Nurse: “Not exactly. It’s just that when we prepare a patient for transport, it’s important that I empty the patient’s urinary catheter bag before we move him or her. Doing that will help keep the urine from flowing back into the tubing when the patient is moving. It will also help if we keep the bag below the level of the bladder when we move her from the bed to the cart.”
Transporter: “That makes sense. So we shouldn’t put the bag on the patient’s abdomen, because that is above the bladder?”
Nurse: “Yes, you’re correct.”
Transporter: “OK, I got it. Anything else?”
Nurse: “Another thing we can do to help prevent a CAUTI from developing is to find a safe place to hang the bag on the cart. Also, with Mrs. Ramirez, I can show you how I apply a securement device on the tubing and secure it to her leg. With all the moving around, it will prevent irritation of her urethra, which is another potential risk for a CAUTI.”
Transporter: “OK, thanks.”
After having the conversation, the nurse and the transporter go back into the patient’s room. The nurse places the securement device on the patient’s leg, making sure to show the transporter how to use this device.
Next, the nurse empties the urinary catheter bag.
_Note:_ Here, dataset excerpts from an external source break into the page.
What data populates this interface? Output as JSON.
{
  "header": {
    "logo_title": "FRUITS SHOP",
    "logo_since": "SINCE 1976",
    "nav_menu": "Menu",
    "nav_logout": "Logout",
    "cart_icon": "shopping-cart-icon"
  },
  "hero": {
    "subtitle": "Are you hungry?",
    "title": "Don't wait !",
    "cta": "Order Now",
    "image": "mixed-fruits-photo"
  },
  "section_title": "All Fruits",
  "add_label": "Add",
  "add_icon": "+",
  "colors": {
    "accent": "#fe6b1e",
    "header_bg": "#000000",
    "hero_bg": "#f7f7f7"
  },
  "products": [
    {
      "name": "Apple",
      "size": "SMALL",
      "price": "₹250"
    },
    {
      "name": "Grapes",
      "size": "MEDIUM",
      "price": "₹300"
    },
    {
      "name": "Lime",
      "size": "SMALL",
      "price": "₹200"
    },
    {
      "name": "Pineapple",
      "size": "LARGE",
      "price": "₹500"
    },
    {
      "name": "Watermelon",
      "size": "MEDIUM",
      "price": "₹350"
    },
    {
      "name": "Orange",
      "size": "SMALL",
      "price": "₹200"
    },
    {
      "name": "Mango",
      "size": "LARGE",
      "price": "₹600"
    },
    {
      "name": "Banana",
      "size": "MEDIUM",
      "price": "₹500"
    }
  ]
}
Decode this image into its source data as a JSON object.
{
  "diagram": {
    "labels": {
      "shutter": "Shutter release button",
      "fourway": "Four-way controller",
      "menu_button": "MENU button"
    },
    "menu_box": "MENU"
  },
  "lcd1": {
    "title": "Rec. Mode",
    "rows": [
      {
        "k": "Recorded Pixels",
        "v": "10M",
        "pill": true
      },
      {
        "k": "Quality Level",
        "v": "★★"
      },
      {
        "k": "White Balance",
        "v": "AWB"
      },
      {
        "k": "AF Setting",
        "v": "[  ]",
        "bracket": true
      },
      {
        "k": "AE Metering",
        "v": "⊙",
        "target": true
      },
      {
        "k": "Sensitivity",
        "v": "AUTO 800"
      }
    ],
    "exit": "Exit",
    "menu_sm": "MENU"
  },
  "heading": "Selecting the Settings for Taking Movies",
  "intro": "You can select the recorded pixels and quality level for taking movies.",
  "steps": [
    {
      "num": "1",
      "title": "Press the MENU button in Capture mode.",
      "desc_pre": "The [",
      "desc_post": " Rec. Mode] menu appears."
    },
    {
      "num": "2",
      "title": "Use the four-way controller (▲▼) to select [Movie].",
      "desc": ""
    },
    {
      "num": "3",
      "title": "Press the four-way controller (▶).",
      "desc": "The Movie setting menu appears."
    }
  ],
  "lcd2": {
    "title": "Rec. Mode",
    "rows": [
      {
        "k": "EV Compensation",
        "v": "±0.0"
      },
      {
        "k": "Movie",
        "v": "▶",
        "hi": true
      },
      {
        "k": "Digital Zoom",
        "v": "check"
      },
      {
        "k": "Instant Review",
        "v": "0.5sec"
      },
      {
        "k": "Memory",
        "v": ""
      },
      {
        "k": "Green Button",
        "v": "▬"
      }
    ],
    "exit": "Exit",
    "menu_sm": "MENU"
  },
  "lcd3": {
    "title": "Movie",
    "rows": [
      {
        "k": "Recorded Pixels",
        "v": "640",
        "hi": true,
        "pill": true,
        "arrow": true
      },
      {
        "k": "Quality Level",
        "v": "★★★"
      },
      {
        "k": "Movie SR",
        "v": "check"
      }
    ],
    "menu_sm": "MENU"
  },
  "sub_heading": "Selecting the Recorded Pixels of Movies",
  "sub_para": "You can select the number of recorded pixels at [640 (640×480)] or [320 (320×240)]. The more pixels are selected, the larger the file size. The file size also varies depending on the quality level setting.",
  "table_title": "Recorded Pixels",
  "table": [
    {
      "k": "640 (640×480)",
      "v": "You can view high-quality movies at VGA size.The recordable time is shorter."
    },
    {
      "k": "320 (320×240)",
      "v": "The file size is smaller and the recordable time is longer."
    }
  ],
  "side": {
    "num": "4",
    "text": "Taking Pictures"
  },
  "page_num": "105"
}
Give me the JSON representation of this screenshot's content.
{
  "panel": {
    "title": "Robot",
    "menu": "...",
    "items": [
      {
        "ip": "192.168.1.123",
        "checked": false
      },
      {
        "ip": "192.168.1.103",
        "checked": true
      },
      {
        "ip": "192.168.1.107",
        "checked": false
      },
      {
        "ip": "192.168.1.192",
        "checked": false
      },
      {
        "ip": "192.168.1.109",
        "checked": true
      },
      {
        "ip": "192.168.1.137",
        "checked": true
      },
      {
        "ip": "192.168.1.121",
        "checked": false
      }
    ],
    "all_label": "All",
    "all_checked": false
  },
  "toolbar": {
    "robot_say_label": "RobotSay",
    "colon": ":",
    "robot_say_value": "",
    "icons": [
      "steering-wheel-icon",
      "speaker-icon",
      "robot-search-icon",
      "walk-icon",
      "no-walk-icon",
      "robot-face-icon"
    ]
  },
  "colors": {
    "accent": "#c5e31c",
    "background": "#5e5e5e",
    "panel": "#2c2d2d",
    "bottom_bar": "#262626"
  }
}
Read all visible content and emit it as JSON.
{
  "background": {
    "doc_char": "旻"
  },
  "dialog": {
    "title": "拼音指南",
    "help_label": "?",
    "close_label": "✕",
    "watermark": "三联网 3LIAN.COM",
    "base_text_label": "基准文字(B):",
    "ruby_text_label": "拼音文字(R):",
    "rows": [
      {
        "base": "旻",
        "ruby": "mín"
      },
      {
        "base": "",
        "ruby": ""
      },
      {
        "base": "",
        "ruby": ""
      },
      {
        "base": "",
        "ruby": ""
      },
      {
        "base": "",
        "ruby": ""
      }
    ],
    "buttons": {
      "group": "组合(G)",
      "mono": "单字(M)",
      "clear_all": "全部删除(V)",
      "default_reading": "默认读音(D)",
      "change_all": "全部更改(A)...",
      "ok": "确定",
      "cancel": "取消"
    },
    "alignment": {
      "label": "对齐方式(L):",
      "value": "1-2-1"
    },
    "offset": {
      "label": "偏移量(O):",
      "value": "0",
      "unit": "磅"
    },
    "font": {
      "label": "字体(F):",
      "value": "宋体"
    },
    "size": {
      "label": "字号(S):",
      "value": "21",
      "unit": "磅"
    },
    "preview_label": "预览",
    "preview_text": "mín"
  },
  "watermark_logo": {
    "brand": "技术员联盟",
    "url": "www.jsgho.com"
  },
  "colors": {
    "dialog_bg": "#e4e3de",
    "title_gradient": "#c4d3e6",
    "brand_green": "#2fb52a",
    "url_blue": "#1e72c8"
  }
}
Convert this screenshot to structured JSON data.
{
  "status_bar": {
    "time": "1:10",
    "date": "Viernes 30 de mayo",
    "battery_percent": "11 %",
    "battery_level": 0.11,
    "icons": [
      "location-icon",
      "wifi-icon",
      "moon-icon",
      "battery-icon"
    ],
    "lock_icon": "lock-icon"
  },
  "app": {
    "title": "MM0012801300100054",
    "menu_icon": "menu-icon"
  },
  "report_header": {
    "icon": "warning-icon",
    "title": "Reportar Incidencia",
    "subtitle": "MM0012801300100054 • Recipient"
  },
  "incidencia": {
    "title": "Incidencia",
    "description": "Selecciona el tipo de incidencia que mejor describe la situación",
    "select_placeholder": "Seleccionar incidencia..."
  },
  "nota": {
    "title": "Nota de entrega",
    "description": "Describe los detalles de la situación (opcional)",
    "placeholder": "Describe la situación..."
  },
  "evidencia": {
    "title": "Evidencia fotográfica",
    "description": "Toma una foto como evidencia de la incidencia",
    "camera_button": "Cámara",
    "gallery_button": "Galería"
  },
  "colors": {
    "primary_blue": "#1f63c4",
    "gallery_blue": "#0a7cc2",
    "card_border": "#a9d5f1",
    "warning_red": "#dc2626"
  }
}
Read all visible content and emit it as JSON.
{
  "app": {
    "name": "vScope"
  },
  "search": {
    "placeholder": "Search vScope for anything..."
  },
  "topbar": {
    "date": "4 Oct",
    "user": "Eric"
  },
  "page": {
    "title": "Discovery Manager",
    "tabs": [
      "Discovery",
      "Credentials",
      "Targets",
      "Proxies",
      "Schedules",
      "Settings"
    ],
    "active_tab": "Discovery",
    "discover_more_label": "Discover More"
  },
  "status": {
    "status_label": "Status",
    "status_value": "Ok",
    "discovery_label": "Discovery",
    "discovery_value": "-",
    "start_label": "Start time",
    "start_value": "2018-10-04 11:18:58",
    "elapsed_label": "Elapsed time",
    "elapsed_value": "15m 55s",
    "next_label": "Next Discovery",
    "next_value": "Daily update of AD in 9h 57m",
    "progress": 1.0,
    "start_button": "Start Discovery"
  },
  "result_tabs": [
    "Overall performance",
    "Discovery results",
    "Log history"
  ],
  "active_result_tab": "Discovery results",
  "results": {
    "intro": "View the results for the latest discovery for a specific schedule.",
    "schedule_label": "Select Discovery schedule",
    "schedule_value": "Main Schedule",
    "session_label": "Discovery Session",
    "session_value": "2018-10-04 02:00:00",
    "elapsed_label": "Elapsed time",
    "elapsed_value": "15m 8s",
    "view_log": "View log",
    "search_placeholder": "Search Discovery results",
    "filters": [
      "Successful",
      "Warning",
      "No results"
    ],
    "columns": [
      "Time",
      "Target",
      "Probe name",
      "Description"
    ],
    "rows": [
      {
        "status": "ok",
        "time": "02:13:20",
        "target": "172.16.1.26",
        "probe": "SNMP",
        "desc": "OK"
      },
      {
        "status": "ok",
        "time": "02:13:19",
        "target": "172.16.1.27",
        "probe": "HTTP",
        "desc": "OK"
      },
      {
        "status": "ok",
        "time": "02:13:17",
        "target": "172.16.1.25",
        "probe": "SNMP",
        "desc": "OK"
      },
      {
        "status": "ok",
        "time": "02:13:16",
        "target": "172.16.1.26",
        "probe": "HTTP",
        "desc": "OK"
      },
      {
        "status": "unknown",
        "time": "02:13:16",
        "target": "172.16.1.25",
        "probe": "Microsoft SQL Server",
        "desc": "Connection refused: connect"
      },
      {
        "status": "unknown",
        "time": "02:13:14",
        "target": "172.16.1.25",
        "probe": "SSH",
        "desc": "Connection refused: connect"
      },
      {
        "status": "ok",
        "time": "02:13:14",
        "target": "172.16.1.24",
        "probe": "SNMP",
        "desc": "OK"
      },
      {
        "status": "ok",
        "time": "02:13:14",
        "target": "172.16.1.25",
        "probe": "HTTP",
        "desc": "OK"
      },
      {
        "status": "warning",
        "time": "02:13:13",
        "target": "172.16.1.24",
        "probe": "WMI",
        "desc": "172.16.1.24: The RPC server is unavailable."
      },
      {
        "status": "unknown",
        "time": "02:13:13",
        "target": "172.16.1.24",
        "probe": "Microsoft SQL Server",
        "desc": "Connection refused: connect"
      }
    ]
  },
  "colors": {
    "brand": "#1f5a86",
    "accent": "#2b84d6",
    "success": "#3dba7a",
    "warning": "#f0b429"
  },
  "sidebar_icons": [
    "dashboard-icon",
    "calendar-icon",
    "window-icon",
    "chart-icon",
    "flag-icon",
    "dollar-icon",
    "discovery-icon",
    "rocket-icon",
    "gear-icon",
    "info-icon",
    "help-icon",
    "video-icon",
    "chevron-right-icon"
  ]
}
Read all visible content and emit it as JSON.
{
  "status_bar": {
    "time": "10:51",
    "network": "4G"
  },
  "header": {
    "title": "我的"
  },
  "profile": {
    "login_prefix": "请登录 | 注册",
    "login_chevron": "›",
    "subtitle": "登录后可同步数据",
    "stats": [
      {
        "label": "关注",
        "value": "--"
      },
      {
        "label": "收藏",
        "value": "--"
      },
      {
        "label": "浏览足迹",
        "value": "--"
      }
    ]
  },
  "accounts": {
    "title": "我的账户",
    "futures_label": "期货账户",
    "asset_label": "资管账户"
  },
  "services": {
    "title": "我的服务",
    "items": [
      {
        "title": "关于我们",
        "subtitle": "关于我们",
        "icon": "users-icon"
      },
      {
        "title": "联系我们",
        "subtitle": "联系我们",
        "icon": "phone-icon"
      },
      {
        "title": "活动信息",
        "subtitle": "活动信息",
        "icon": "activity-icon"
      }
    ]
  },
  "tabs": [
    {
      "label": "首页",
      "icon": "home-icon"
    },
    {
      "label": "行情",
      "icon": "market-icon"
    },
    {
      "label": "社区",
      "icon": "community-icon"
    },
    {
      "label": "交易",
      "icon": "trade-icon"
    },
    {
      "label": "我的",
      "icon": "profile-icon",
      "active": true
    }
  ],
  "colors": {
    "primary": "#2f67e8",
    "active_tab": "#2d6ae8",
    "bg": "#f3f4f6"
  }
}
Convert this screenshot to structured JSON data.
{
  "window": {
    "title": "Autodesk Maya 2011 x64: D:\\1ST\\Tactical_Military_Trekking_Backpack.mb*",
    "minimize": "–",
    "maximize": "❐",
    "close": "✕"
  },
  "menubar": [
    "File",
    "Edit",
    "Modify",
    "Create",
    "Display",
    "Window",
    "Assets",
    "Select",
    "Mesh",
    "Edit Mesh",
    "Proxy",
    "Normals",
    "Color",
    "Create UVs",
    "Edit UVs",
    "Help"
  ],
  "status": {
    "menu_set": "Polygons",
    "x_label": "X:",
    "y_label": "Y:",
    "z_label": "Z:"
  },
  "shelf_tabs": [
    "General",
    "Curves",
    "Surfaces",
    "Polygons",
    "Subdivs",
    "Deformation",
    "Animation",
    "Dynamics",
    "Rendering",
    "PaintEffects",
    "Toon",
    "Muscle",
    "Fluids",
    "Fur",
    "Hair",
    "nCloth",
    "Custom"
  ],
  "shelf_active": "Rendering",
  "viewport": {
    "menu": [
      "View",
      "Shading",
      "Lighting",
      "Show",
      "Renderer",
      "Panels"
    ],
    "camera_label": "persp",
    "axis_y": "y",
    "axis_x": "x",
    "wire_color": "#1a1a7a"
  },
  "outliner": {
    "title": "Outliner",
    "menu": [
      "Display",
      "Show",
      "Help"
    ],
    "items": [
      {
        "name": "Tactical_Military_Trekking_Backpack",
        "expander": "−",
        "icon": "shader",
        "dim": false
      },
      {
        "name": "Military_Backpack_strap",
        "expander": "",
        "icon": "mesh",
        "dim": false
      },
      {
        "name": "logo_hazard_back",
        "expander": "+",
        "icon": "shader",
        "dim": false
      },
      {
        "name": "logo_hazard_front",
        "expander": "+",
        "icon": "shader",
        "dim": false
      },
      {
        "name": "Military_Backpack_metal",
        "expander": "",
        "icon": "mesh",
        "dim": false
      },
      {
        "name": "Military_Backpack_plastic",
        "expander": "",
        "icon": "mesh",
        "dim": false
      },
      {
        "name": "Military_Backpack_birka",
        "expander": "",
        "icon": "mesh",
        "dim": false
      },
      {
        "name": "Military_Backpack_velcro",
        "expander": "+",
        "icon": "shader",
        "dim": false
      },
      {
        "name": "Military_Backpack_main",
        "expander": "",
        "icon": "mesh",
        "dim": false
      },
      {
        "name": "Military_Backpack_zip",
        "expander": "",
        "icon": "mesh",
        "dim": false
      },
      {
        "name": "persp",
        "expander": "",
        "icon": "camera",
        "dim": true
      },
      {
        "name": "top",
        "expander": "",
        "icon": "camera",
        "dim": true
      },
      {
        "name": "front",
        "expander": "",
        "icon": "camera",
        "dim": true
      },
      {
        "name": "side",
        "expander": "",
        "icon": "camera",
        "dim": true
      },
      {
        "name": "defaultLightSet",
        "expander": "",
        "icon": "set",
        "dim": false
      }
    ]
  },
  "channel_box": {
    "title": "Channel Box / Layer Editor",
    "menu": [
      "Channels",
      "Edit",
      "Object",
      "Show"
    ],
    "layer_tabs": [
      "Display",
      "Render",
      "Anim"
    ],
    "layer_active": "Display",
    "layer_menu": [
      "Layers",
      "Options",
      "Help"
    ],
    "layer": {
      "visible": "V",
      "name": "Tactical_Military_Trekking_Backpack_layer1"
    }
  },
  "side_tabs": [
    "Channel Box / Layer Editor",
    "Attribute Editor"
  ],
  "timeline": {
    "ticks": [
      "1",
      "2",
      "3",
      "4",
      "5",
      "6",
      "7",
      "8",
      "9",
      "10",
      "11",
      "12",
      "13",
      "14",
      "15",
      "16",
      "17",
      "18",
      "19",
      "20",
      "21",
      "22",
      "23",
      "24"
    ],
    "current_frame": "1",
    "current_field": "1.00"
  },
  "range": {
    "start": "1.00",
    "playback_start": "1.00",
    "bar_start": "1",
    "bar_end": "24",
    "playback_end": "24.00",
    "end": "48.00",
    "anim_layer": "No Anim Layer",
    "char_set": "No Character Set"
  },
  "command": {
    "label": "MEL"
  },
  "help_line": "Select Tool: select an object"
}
Remember, it’s important to do this aseptically by using good hand hygiene practices and avoiding contamination by keeping the spout from touching the sides of the graduated cylinder.
But the conversation doesn’t end there because the nurse and the transporter still need to do some things once they’ve moved the patient. They will need to continue the important conversation they started.
(Same two male voices)
Nurse: “OK, now we’re ready to transfer her from the bed to the cart.”
Transporter: “I’m making sure the urinary catheter bag is below her bladder. Let’s move her now.”
Together, they move Mrs. Ramirez from the bed to the cart successfully. Although the patient has been moved successfully, what would you do with the urinary catheter bag? I recommend that you pause the presentation briefly to think about this.
That’s right. The nurse should hand the urinary catheter bag to the transporter so he can attach it to the side of the cart, instead of laying it on the patient’s abdomen.
Although the patient is on the cart, the urinary catheter bag is attached to the side of the cart, and a securement device is in place, the work isn’t quite done. It’s important to arrange the urinary catheter tubing on the cart so it isn’t hanging down in what is called a dependent loop. You can see a loop like that in the picture on the right. A dependent loop would prevent urine from flowing freely. Instead, be sure the tubing looks like the picture on the left side of this slide.
At this point, the patient is ready to go.
So, what did you learn in this module?
First, a major part of preventing CAUTIs in the ICU is being observant. Would you have noticed the transporter putting the urine catheter bag on a patient’s abdomen? What about using a securement device?
Second, communicate. In this scenario, the transporter didn’t understand what might happen because of wrong bag placement or because a securement device was not in place. If this happens where you work, take the time to have this difficult conversation, but do it outside the patient’s room. Keep in mind that this difficult conversation actually educates and empowers the transporter to be part of the efforts to prevent CAUTI.
Lastly, consider including ancillary personnel such as transporters and other members of the interprofessional team who care for patients with an indwelling urinary catheter in CAUTI prevention training.